With slowing global growth, trade wars, and inverted yield curves, it seems everywhere you look someone is talking about a recession. Will we have one? When? Will it be mild or severe?
The only question anyone can accurately answer is the first one. Yes, we will have a recession. Recessions are part of normal economic cycles. When? No one knows for sure. Mild or severe? Again, and unfortunately, no one knows for sure.
But most financial professionals want to sound like they know. They study data and post charts and graphs to illustrate their view on why there will or won’t be a recession and how severe it will or won’t be. What does that data do for the average retiree? Not much.
So here’s what you can do, and what you can control.
Have an Emergency Fund
If you have plenty of cash lying around in a high-interest, Federal Deposit Insurance Corporation (FDIC)-insured account, not only will your money retain its full value in times of market turmoil, it will also be extremely liquid, giving you easy access to funds if you lose your job or are forced to take a pay cut.

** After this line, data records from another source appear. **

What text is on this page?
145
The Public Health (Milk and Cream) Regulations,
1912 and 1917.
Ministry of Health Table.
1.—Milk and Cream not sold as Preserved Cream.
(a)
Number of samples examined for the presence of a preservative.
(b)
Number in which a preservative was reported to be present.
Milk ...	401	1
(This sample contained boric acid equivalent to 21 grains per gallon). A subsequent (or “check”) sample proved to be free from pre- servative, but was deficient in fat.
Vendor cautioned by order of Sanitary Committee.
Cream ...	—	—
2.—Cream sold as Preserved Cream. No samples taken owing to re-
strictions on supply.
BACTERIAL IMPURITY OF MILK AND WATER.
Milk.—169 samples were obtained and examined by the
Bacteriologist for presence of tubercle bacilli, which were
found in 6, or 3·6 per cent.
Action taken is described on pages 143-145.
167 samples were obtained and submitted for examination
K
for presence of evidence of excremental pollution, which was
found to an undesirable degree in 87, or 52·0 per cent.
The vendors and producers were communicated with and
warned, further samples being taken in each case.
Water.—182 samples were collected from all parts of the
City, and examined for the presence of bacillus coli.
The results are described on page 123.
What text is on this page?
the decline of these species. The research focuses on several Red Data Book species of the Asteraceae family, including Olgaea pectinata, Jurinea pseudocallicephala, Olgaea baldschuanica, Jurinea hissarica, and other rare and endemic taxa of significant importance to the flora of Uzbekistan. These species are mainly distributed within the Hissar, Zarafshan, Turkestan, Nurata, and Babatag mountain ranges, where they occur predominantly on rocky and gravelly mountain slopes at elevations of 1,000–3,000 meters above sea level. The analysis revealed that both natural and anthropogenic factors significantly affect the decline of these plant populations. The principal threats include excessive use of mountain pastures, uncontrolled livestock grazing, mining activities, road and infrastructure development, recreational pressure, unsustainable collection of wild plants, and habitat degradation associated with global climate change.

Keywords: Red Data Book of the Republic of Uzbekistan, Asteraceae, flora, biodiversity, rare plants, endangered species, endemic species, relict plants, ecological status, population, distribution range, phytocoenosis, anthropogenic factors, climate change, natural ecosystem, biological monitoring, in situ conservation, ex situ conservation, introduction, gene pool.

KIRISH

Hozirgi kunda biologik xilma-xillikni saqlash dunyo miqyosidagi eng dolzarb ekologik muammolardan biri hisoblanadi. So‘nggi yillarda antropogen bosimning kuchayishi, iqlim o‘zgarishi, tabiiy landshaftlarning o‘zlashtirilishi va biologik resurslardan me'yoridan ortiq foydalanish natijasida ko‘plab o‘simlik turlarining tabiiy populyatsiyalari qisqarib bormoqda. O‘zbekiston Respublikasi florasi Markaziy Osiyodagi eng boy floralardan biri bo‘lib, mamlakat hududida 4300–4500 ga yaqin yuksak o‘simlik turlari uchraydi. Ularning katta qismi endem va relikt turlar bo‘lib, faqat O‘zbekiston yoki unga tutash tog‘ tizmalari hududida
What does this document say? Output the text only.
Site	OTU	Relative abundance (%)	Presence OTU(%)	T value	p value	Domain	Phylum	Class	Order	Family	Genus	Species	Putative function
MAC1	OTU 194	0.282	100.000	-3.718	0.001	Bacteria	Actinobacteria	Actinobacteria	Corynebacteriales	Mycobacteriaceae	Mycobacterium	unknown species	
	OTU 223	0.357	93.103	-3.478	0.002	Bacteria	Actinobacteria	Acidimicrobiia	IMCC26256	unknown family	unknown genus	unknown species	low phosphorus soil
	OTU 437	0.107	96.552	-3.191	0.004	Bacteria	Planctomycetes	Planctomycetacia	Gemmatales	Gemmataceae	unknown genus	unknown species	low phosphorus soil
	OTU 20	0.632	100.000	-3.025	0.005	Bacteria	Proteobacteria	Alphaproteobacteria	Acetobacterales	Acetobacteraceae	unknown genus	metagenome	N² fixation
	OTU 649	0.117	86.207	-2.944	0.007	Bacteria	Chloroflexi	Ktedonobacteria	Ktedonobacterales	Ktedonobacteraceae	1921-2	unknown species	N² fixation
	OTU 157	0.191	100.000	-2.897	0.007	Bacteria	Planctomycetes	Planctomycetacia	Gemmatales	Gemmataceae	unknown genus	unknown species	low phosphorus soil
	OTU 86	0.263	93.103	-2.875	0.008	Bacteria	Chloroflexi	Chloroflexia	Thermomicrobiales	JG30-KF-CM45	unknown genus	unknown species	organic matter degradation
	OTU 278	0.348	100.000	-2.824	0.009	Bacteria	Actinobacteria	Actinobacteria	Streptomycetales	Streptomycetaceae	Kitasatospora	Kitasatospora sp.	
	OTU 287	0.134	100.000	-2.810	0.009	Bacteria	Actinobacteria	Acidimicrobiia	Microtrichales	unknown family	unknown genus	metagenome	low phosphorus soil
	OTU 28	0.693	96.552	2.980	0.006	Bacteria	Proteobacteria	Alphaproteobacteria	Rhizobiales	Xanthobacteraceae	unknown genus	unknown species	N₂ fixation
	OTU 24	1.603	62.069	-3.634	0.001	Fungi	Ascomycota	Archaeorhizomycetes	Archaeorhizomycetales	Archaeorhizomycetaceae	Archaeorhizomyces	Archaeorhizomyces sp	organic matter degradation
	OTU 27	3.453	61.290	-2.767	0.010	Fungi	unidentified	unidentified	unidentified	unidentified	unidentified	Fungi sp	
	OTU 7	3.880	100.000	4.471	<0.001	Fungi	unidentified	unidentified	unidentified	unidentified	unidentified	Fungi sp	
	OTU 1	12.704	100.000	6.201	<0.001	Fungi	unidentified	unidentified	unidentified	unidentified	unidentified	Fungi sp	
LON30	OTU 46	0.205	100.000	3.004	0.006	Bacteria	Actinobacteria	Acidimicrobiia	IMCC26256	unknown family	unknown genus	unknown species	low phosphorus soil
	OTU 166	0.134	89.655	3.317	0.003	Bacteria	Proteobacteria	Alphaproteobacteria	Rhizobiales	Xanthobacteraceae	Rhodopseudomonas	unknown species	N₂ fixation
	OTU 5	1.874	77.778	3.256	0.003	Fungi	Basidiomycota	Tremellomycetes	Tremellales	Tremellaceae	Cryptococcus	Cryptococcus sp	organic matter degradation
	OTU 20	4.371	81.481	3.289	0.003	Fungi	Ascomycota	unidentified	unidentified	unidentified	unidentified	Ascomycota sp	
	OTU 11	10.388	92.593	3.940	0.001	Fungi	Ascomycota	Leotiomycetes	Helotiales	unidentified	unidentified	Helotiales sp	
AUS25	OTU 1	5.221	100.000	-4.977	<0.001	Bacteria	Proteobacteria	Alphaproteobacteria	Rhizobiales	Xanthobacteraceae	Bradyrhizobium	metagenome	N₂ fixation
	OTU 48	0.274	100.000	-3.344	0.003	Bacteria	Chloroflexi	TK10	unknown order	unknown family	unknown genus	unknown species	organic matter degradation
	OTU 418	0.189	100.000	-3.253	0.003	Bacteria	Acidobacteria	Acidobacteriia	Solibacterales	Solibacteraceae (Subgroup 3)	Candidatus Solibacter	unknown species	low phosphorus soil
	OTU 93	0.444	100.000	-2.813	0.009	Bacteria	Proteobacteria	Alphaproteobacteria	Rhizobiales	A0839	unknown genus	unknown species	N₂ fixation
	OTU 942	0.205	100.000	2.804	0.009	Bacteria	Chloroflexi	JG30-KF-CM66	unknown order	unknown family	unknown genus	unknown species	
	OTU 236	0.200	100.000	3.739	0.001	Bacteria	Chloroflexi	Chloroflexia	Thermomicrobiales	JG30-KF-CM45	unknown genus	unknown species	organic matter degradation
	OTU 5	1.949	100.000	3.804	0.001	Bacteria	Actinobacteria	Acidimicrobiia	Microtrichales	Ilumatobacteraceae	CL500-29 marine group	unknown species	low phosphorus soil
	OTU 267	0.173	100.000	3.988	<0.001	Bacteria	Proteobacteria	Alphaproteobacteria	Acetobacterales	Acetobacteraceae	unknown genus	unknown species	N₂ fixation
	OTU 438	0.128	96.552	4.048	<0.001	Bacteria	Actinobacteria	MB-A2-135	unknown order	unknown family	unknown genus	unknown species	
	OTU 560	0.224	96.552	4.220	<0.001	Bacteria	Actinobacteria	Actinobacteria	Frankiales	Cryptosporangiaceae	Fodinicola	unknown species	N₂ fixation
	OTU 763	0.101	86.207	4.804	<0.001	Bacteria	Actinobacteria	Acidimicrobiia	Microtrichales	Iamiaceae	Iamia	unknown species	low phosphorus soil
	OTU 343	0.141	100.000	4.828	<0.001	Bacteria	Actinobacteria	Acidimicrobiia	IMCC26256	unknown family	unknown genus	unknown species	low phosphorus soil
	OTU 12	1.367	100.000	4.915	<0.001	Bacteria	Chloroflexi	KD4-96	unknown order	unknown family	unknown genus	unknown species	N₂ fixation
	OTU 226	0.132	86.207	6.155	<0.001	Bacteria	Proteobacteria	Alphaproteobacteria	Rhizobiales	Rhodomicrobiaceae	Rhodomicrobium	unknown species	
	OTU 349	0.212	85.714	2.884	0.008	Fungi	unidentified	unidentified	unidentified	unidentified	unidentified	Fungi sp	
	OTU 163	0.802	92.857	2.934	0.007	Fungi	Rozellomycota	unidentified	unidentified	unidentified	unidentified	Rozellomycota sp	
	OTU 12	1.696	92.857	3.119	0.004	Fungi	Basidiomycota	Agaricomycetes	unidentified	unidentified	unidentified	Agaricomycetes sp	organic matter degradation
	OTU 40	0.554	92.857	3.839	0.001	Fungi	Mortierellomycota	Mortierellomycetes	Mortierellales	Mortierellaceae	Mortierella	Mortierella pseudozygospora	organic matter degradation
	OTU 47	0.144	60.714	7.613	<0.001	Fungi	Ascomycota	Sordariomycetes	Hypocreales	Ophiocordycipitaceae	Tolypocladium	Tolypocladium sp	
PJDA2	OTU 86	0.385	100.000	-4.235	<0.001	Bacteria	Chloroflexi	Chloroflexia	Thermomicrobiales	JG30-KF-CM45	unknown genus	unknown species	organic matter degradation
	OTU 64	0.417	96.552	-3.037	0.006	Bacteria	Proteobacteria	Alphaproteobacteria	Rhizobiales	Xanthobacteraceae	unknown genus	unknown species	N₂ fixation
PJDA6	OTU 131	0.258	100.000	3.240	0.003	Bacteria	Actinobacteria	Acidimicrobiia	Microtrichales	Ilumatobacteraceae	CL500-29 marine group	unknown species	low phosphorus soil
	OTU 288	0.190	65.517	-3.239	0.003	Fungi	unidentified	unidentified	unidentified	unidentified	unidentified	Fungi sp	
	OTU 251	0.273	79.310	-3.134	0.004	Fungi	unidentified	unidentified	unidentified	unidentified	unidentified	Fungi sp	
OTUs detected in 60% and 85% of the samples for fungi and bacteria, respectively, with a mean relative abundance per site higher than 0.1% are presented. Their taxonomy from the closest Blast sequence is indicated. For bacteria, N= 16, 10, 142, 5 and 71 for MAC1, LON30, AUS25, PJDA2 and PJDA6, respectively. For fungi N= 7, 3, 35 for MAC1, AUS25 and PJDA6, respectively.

The target amount for an emergency fund varies by each household. A good general rule of thumb is three to six months of your expenses, and an even better goal is one year’s worth.
Have Additional Income
This is one of my favorite actionable items. Even if you have a great full-time job, it’s not a bad idea to have a source of extra income on the side, whether it’s some consulting work or selling collectibles on eBay. With job security so nonexistent these days, more jobs mean more job security. If you lose one, at least you still have the other one. You may not be making as much money as you were before, but every little bit helps.
Invest for the Long-Term
So what if a drop in the market brings your investments down 15%? If you don’t sell, you won’t lose anything. The market is cyclical, and in the long run, you’ll have plenty of opportunities to sell high. In fact, if you buy when the market’s down, you might thank yourself later.
That being said, as you near retirement age, you should make sure you have enough money in liquid, low-risk investments to retire on time and give the stock portion of your portfolio time to recover. Remember, you don’t need all of your retirement money at 65—just a portion of it. The market might be tanking when you’re 65, but it might be headed to Pamplona by the time you’re 70.